03.11.2021, von Carl-Philipp Frank

Bekenntnisse eines Pendlers

Heute Morgen hat der Bund in einem Communiqué bekannt gegeben, dass der öffentliche Verkehr mit weiteren 215 Millionen Franken unterstützen wird. Für die pandemiebedingten Umsatzausfälle, versteht sich. Freilich, während des Lockdowns tat sich nicht viel im ÖV. Aber ganz ehrlich: Ich als Pendler hab’s genossen.

 

Ich pendle ein- bis zweimal die Woche von Kloten nach Bern und sonst nach Zürich. Da ich eine kleine Nachteule bin, ist die morgendliche Hinfahrt für mich von grosser Wichtigkeit. Da kann ich nämlich noch einmal gemütlich die Äuglein schliessen und “no es bitzli pfuuse”. Doch auch die Rückfahrt ist nicht ungenutzt: Verpasste Vorlesungen können nachgeholt, Skripte durchgelesen werden, oder im schlimmsten Fall gönne ich mir die eine oder andere Episode des neusten Netflix-Hits. Da bin ich natürlich nicht allein, viele Pendler nutzen die Zeit im Zug zum Arbeiten. Es bietet sich halt auch an, gell. Wäre schade um die Zeit.
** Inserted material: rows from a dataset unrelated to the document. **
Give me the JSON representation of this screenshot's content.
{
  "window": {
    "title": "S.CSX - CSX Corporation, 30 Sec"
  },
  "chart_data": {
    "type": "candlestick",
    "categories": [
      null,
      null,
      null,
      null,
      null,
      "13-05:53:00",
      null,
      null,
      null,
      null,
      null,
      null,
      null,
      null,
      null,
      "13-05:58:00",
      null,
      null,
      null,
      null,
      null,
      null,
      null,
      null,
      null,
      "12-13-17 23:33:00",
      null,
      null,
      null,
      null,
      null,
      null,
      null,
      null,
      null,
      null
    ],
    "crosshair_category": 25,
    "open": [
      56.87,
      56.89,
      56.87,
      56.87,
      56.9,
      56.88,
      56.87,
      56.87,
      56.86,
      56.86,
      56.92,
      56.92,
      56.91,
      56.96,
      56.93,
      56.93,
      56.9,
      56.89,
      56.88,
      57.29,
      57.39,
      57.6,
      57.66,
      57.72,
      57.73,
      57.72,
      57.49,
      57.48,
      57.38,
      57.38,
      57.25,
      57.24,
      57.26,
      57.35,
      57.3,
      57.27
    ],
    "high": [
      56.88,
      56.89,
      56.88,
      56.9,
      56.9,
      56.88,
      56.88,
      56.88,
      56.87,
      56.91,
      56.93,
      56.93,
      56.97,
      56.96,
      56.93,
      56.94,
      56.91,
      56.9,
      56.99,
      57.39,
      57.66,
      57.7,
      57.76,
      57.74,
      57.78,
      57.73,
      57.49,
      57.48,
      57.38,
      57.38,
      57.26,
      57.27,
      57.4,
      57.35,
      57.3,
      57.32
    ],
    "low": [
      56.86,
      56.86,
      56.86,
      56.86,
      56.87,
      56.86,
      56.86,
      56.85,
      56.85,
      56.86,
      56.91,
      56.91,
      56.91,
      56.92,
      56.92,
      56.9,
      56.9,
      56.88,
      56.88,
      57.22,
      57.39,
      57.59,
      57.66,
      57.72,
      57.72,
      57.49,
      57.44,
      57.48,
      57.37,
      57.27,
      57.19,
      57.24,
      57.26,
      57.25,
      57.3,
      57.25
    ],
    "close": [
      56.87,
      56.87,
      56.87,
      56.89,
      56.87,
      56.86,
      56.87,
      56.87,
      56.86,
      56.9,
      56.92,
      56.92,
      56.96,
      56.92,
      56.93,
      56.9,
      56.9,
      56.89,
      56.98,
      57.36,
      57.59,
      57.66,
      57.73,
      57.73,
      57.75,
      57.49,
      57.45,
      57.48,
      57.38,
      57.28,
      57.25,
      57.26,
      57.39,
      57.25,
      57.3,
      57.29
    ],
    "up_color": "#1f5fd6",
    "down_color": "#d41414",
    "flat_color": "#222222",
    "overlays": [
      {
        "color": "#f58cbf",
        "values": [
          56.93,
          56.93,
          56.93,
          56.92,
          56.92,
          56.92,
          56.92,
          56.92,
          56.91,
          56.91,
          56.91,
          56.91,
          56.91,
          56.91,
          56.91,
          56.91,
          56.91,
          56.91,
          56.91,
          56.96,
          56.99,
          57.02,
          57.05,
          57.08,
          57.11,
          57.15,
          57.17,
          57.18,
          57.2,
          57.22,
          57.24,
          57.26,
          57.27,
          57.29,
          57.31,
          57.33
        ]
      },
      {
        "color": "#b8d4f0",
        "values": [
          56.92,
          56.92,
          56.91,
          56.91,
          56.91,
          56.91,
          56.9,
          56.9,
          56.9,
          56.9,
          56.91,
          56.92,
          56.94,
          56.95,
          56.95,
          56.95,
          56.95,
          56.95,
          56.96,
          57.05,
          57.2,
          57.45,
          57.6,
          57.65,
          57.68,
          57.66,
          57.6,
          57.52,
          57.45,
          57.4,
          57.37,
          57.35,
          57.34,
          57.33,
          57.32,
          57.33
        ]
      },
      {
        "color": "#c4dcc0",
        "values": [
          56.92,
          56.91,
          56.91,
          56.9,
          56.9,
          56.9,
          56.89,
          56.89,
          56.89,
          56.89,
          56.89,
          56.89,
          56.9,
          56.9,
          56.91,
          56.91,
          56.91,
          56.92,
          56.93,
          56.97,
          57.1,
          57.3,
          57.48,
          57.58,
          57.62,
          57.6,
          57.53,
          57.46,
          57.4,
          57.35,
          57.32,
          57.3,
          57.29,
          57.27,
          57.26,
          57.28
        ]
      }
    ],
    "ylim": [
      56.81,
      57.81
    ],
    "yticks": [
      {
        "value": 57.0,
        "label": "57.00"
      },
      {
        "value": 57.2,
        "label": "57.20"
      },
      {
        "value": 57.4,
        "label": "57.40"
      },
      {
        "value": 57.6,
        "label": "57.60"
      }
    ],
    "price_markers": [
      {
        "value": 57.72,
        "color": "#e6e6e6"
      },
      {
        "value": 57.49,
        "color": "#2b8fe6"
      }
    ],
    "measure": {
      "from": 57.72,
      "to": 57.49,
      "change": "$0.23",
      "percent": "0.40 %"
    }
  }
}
Daher war für mich die Zeit der Massnahmen und des Zuhausebleibens äusserst angenehm. Die Wagen waren so wunderbar leer! Es gibt doch nichts Schöneres als ein leeres Viererabteil mit Tisch, ganz für sich allein. So herrlich viel Platz für alles – Jacke, Rucksack, Sandwich, Laptop, alles konnte ich einfach so auf den Sitz nebendran stellen, denn ich wusste ja, dass niemand zusteigen wird. Die Beine konnte ich strecken, so viel ich wollte, und dann erst diese Ruhe… einfach schön.

Jetzt, wo die Zustände und Zugbelegungen sich wieder eingependelt (haha gependelt, versteht ihr) haben, ist es aus mit dem Komfort. Die Wagen sind wieder voll und lärmig. Und ja, ich weiss, dass das Meckern auf hohem Niveau ist. Und Pendler-Alltag. Aber wenigstens ist jetzt gerade eine angenehme Saison: Zu warm für Skifahrer (lästig wegen ihrer Ski) und zu kalt für Wandervögeli (sehr lästig wegen ihrer Attitüde). Ich habe nichts gegen Wanderer, aber diese Ü-60-Wandergruppen tendieren dazu, dem ganzen Wagen in voller Lautstärke aus ihrem Leben zu berichten. Nein Petra, es interessiert mich nicht, ob Karin dir den Posten im Vereinsvorstand abknüpfen will. Aber ja, der Platz ist noch frei.

So, jetzt muss ich los. Zug fährt gleich.